Tuesday, September 08, 2015

Time and Space

I like myself least when I am in a corner. When I feel like I am forced to make a decision where I don't like any of the alternatives. Many of the social graces you can have when there is space to breathe fall away. A lack of time or energy to take into consideration feelings forces someone, whoever it is, to impose themselves on others. Most of history seems to be the story of who gets to impose themselves. Whether it's hereditary monarchy, democracy (the majority imposing themselves) or meritocracy (those with skills), at some point someone takes a decision and gets things done through force. If there is one thing that really messes with most people's mojo - it is being forced to do something.

A lack of time can force Zero One Thinking. The idea that that things exist in opposites. It stops the ability to understand, protect and empower the subtleties of all the interests involved. Time solves lots of problems. Marginal tweaks can have a huge impact when you throw 100,000 years at the problem. But we think in much shorter periods and in much bigger jumps.

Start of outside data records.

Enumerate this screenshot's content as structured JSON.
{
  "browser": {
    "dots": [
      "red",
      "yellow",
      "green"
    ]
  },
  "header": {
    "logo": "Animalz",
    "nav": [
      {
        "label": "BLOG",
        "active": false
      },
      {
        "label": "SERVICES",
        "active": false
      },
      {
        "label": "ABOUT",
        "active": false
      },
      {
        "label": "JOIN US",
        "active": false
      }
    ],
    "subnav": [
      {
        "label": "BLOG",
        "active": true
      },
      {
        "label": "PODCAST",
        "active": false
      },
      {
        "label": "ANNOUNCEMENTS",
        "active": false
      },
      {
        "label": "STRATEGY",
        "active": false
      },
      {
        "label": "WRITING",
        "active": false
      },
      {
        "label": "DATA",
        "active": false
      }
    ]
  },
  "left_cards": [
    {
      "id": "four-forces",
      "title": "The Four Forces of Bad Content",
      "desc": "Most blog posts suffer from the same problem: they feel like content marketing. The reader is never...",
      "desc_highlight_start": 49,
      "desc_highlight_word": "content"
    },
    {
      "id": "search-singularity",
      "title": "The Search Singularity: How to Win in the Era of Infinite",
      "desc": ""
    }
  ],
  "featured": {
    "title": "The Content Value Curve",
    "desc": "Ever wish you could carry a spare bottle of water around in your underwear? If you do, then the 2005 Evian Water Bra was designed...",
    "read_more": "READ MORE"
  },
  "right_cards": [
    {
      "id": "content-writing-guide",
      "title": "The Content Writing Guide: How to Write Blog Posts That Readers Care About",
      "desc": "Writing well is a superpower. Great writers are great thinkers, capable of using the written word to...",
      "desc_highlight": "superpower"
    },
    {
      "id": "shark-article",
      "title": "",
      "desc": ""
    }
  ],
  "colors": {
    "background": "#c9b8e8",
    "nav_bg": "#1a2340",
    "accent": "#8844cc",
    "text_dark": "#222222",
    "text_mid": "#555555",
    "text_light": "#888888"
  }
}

We don't live very long and we want to experience the change for ourselves. Big jumps have both consequences and unintended consequences. Understanding consequences is time consuming, and perhaps impossible.

In 'Ex Machina', there is a scene where the two characters are discussing a Jackson Pollock painting. Pollock is my all time favourite. My art teacher at school effectively (lovingly) bullied me into putting my rational thinking aside and tapping into something else when I was painting. My first few paintings were full of emotional, naive, teenaged angst. I would construct the painting in my head first. I would plan what the painting meant and what it would be trying to say. The composition and the colours would be carefully selected. Pollock did something different. He pushed into 'automatic thinking'. In a scene in the movie 'Pollock' (starring Ed Harris), they show him sitting for hours just staring at a blank canvas. Not planning. Waiting. For a feeling. Then he got stuck in and connected with the paint, the canvas and the elements. He painted. If he had tried to plan the painting, he wouldn't have made a single mark.

Jackson Pollock, Lavender Mist

The Ex Machina discussion is on the balance between rational thought, the type computers are good at, and emotional thought. Rational thought is about algorithms, rules, logic, problems and solutions. Emotional thought starts somewhere else. It starts with connections. It starts with the way we see, smell, hear, and feel the world. It isn't hardware or software. It is wetware. It makes mistakes, but not in a right or wrong way. Since every single moment matters, a mistake is in fact the reason for many of our best subsequent moments. If we hadn't had that trauma... If we hadn't failed at that task... If we hadn't stumbled... Then we wouldn't have met/started/found/seen the thing that led to where we are now.

Decisions matter. But corners are creations of the mind. There is always time. There is always a solution that takes people into account. There is never a need to impose ourselves. We don't need to work for people. We don't need people to work for us. We can work with each other as Partners. 

If we rethink time. If we add space.